Alla porta di un villaggio di nome Nain si incontrano due cortei che provengono da direzioni opposte, l’uno esce dall’abitato per condurre a sepoltura un morto, l’altro viene da lontano per entrarvi. Si incrociano un corteo di morte e un corteo di vita, tra di loro una bara. Gesù, i suoi discepoli e la folla al loro seguito si trovano di fronte a una scena straziante, una donna vedova che piange il figlio unico, un ragazzo o poco più, accompagnata in questo dolore da molta gente. La vita da lei data ha lasciato il posto alla morte da lei non voluta, una inesorabilità inerente alla condizione umana. Non resta che irrorare di lacrime i cimiteri del mondo, d’altronde lo stesso Gesù piange dinanzi a un amico che è morto, Lazzaro (Gv 11,35).

Uno spettacolo che sconvolge Gesù, il pianto di quella donna smuove e commuove le sue viscere: “Vedendola, il Signore fu preso da grande compassione” (Lc 11,13). Un partecipare e un condividere il suo patire che coinvolge tutto il suo essere che dice no a una situazione insostenibile, a un umano insostenibile. Il no del ‘Signore’, titolo pasquale usato qui dall’evangelista per la prima volta a indicare colui che ha le “le chiavi della morte e degli inferi” (Ap 1,18). Un no generato dal cuore, le viscere di misericordia che rendono veggenti su chi soffre, e accompagnato da una serie di gesti che impegnano tutta la concretezza del suo essere, il cuore detto nella e dalla corporeità. Detto da occhi che vedono, ‘vedendola’, da piedi che si avvicinano, ‘si avvicinò’, da mani che toccano, ‘toccò la bara’, da bocca che pronuncia parole di consolazione, ‘non piangere’, e di salvezza, ‘ragazzo, dico a te, alzati’, e ‘lo restituì a sua madre’: “Dov’è, o morte, la tua vittoria?” (1Cor 15,55). 

Siamo dinanzi ad un racconto che rievoca le resurrezioni operate da Elia (1 Re 17,17-24) e da Eliseo (2Re 4,32-37), che rimanda a quella della figlia di Giairo (Lc 8,49-56), che offrirà a Gesù l’opportunità di rispondere alla delegazione di Giovanni il Battista, il quale si chiedeva se fosse lui “colui che deve venire… Diede loro questa risposta: ‘Andate e riferite a Giovanni…i cechi riacquistano la vista…i morti risuscitano, ai poveri è annunciata la buona novella’” (Lc 7, 18-23). 

Con Gesù irrompe il nuovo del Regno di Dio, l’esodo dal grande male, la negazione dell’altro e la negazione della vita, la morte come scivolamento nel nulla. Nain diventa Naim, luogo di ‘delizie’, un giovane preda della morte all’ “alzati” detto da Gesù si mette a sedere sulla bara, sulla morte, vittorioso. La bocca si apre al sorriso, al rendere grazie a Dio, al divulgare l’inaudita notizia, la Vita ha incrociato la morte e l’ha vinta.

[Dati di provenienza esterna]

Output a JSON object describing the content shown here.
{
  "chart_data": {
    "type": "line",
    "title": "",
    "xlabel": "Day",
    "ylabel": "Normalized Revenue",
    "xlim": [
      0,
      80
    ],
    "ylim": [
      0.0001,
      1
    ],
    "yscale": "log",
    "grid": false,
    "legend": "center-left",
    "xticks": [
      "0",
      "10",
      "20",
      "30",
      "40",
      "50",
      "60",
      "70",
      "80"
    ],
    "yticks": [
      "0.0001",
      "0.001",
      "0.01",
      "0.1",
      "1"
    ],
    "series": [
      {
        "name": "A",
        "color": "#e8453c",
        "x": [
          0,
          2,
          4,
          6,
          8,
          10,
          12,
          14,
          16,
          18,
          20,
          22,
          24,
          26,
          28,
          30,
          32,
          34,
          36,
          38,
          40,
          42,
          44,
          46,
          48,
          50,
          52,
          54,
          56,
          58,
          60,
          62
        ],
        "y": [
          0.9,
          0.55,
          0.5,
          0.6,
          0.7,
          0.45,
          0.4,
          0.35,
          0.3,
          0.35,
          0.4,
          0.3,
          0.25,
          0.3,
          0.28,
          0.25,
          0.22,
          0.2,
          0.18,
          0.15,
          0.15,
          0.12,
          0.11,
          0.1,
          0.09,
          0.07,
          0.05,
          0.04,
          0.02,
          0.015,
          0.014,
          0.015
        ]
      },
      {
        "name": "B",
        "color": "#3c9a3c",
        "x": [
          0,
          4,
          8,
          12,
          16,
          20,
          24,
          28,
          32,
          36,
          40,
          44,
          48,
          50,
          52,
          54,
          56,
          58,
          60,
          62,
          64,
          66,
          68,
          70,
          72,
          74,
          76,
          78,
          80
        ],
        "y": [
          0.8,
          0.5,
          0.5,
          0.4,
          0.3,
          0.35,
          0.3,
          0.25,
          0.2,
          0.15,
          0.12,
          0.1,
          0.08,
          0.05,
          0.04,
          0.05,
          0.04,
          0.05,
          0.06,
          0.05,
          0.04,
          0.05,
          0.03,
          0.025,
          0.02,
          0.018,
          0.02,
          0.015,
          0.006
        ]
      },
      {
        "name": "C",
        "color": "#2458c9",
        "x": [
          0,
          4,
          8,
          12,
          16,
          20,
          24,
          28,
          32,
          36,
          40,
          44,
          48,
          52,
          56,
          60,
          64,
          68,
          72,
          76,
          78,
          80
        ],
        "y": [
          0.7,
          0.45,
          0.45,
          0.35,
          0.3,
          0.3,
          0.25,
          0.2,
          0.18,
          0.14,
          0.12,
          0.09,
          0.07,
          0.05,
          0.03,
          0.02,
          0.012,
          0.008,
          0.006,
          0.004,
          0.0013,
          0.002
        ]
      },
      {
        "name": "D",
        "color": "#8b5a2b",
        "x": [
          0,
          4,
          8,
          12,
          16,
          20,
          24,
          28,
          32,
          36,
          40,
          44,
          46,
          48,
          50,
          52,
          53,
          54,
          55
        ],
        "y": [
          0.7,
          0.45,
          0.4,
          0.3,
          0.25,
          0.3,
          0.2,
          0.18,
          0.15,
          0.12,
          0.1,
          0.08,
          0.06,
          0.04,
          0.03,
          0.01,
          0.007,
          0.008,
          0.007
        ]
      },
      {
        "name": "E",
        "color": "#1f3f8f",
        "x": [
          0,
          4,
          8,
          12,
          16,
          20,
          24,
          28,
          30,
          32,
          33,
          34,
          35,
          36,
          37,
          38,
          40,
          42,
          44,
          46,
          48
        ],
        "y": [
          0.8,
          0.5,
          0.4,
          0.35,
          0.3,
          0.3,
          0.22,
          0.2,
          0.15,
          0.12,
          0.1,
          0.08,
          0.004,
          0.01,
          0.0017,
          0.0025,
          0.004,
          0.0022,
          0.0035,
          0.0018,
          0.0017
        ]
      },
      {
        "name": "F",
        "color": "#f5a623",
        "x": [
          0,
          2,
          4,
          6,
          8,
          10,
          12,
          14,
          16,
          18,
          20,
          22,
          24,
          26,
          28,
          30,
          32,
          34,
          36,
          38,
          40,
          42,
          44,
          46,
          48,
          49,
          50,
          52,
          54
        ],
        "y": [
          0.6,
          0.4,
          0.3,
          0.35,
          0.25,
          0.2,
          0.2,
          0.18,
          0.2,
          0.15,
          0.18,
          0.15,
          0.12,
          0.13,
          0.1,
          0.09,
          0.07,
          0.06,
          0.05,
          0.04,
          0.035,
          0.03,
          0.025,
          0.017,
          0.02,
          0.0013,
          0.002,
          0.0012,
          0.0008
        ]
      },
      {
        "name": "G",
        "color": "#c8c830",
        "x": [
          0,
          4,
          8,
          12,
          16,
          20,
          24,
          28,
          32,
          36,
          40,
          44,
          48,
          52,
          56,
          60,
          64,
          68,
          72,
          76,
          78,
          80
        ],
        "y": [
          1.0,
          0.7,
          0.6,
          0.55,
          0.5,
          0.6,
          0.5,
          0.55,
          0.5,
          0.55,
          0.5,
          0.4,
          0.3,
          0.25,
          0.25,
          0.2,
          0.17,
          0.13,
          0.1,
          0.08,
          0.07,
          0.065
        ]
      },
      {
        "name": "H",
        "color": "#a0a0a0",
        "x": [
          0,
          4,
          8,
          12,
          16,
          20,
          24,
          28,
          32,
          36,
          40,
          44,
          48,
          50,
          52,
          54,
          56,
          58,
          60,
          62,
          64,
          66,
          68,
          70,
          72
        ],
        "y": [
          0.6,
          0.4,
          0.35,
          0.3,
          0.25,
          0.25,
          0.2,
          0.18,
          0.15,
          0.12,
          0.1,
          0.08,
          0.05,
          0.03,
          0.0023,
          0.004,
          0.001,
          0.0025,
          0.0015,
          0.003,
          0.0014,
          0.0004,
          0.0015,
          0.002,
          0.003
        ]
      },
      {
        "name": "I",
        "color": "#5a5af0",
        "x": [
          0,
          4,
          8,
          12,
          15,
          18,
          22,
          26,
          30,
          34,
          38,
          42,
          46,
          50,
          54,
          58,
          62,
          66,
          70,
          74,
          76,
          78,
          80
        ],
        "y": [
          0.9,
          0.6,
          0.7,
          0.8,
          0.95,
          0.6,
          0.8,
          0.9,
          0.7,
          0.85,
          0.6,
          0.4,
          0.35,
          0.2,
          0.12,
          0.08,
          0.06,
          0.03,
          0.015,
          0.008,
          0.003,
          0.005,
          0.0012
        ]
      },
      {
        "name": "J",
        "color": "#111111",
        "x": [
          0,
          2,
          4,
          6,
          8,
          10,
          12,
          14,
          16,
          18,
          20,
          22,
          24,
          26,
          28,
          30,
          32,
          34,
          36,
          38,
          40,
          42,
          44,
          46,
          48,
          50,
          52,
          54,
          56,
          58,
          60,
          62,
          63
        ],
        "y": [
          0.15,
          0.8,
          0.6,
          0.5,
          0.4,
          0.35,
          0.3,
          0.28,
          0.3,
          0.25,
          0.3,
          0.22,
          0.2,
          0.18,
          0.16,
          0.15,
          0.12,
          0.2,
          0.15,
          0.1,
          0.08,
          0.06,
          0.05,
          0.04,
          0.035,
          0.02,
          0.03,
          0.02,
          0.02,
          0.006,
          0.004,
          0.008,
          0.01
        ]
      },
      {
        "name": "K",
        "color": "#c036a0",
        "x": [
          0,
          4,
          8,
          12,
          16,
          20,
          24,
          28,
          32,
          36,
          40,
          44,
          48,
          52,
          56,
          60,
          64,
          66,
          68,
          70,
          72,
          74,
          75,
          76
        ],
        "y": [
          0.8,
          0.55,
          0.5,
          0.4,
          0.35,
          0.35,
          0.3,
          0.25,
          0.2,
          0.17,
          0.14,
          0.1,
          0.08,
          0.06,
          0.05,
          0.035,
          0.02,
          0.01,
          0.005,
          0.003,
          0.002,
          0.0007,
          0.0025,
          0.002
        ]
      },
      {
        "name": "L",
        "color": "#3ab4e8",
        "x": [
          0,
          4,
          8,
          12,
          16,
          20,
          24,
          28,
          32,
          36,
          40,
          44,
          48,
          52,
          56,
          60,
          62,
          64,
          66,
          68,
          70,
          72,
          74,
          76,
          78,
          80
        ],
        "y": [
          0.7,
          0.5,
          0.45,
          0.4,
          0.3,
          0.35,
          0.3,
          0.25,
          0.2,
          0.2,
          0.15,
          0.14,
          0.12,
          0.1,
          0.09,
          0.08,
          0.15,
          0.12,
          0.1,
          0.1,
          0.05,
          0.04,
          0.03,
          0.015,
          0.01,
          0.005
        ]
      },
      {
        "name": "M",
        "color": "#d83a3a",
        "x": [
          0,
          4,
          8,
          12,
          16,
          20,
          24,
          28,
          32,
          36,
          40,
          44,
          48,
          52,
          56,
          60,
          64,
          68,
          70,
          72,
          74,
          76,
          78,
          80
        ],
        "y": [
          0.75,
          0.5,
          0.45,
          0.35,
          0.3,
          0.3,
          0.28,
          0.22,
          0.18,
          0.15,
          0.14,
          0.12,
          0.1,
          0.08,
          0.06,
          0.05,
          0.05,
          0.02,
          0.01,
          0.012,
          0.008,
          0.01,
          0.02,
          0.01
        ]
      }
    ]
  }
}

Siamo al cuore del cristianesimo come narrazione di Gesù venuto a generare l’uomo nuovo, il vivente. Colui che risuscita i morti è il risuscitato da morte, è colui che traccia il sentiero della vita senza fine: “Questa è la vita eterna: che conoscano te, l’unico vero Dio, e colui che hai mandato, Gesù Cristo” (Gv 17,3); “Noi sappiamo che siamo passati dalla morte alla vita, perché amiamo i fratelli. Chi non ama rimane nella morte” (1Gv 3,14-15); “Se uno osserva la mia parola, non vedrà mai la morte” (Gv 8,51). 

Qui e ora siamo costituiti viventi se il nostro cuore diventa dimora della parola che fa nascere a vita eterna: fai spazio in te a Dio amore, a Gesù il Figlio sacramento dell’amore del Padre, al comandamento di amare l’altro come amati da Dio in Gesù il vivente. Ingresso in una vita che nessuna morte biologica può interrompere.